The Unsuspected (1947) Michael Curtiz


The Unsuspected (1947)
Directed by Michael Curtiz
Produced by George Amy, Michael Curtiz and Charles Hoffman
Cinematography by Woody Bredell
Edited by Frederick Richards
Costumes by Milo Anderson
Music by Franz Waxman
Warner Brothers
Borrowed from K.D. (1:43)


A shadowy figure moves through a darkened house at night, passing by a painting of a woman (which immediately reminds us of Laura [1944]) as he ascends a staircase. Upstairs, a secretary works alone in an office and picks up a ringing telephone. From a pay phone in a nightclub, a woman named Althea (Audrey Totter) asks the secretary if Althea’s husband Oliver is there. “I’m all alone here,” secretary says nonchalantly as the shadowy figure approaches. Althea hears a woman’s scream on the other end of the line. In fear and confusion, Althea abandons the phone and leaves the nightclub with a man who is not her husband.


The secretary’s body is soon discovered hanging from a chandelier. The dead woman is Roslyn (Barbara Woodell), the secretary of celebrity named Victor Grandison (Claude Rains, above), who narrates a popular murder mystery radio show. “The unsuspected is anywhere, everywhere,” Grandison warns his audience. “He might be the man who calls you friend, who visits frequently at your home, he might even be someone who comes oft into my own home… Even I might be easily fooled.”

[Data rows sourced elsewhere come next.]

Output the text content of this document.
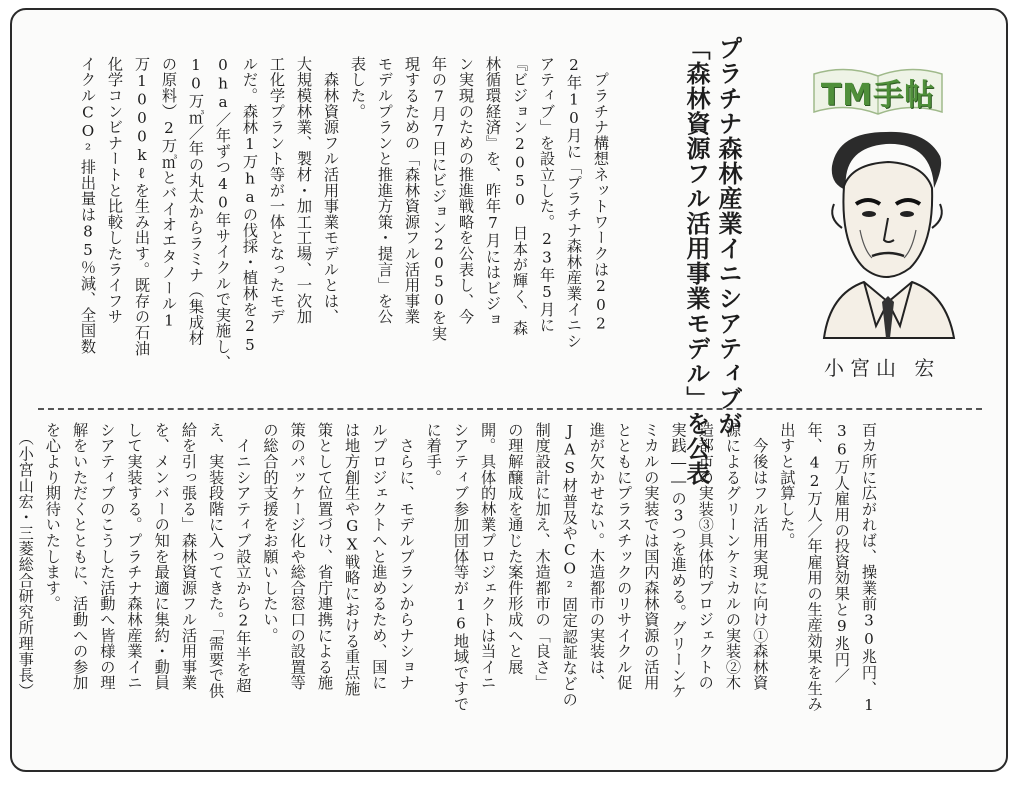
TM手帖
小宮山 宏
プラチナ森林産業イニシアティブが
「森林資源フル活用事業モデル」を公表
　プラチナ構想ネットワークは202
2年10月に「プラチナ森林産業イニシ
アティブ」を設立した。23年5月に
『ビジョン2050　日本が輝く、森
林循環経済』を、昨年7月にはビジョ
ン実現のための推進戦略を公表し、今
年の7月7日にビジョン2050を実
現するための「森林資源フル活用事業
モデルプランと推進方策・提言」を公
表した。
　森林資源フル活用事業モデルとは、
大規模林業、製材・加工工場、一次加
工化学プラント等が一体となったモデ
ルだ。森林1万haの伐採・植林を25
0ha／年ずつ40年サイクルで実施し、
10万㎥／年の丸太からラミナ（集成材
の原料）2万㎥とバイオエタノール1
万1000kℓを生み出す。既存の石油
化学コンビナートと比較したライフサ
イクルCO²排出量は85％減、全国数
百カ所に広がれば、操業前30兆円、1
36万人雇用の投資効果と9兆円／
年、42万人／年雇用の生産効果を生み
出すと試算した。
　今後はフル活用実現に向け①森林資
源によるグリーンケミカルの実装②木
造都市の実装③具体的プロジェクトの
実践――の3つを進める。グリーンケ
ミカルの実装では国内森林資源の活用
とともにプラスチックのリサイクル促
進が欠かせない。木造都市の実装は、
JAS材普及やCO²固定認証などの
制度設計に加え、木造都市の「良さ」
の理解醸成を通じた案件形成へと展
開。具体的林業プロジェクトは当イニ
シアティブ参加団体等が16地域ですで
に着手。
　さらに、モデルプランからナショナ
ルプロジェクトへと進めるため、国に
は地方創生やGX戦略における重点施
策として位置づけ、省庁連携による施
策のパッケージ化や総合窓口の設置等
の総合的支援をお願いしたい。
　イニシアティブ設立から2年半を超
え、実装段階に入ってきた。「需要で供
給を引っ張る」森林資源フル活用事業
を、メンバーの知を最適に集約・動員
して実装する。プラチナ森林産業イニ
シアティブのこうした活動へ皆様の理
解をいただくとともに、活動への参加
を心より期待いたします。
　（小宮山宏・三菱総合研究所理事長）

But we’re not easily fooled. Viewers who are barely paying attention to the first four minutes of the film will know what’s going on, even if they’re (understandably) mesmerized by the spectacular opening, one of the most highly stylized openings in film noir. The wonderful of noir atmosphere continues for the next 100 minutes amidst a dizzying array of plot twists, story elements, acting fireworks and more. Better hang on…


Althea (Totter, above left) is Grandison’s niece, who – despite the nasty “suicide” of his secretary – is throwing a birthday party in Grandison’s honor. Grandison puts up with all the attention, stating “Who thought up this torture?” but what really interests him is the presence of an uninvited guest named Steven Howard (Michael North, above right). Howard claims to have been married to Grandison’s other niece Matilda, who was thought to have drowned at sea after a shipwreck. Grandison is concerned that Howard is after Matilda’s sizable estate, but Howard states that he has his own money and doesn’t need Matilda’s. A police investigator (Fred Clark) looks into both the suicide and Howard’s claim, but things get even more interesting when who should arrive on the scene but… Matilda (Joan Caulfield)!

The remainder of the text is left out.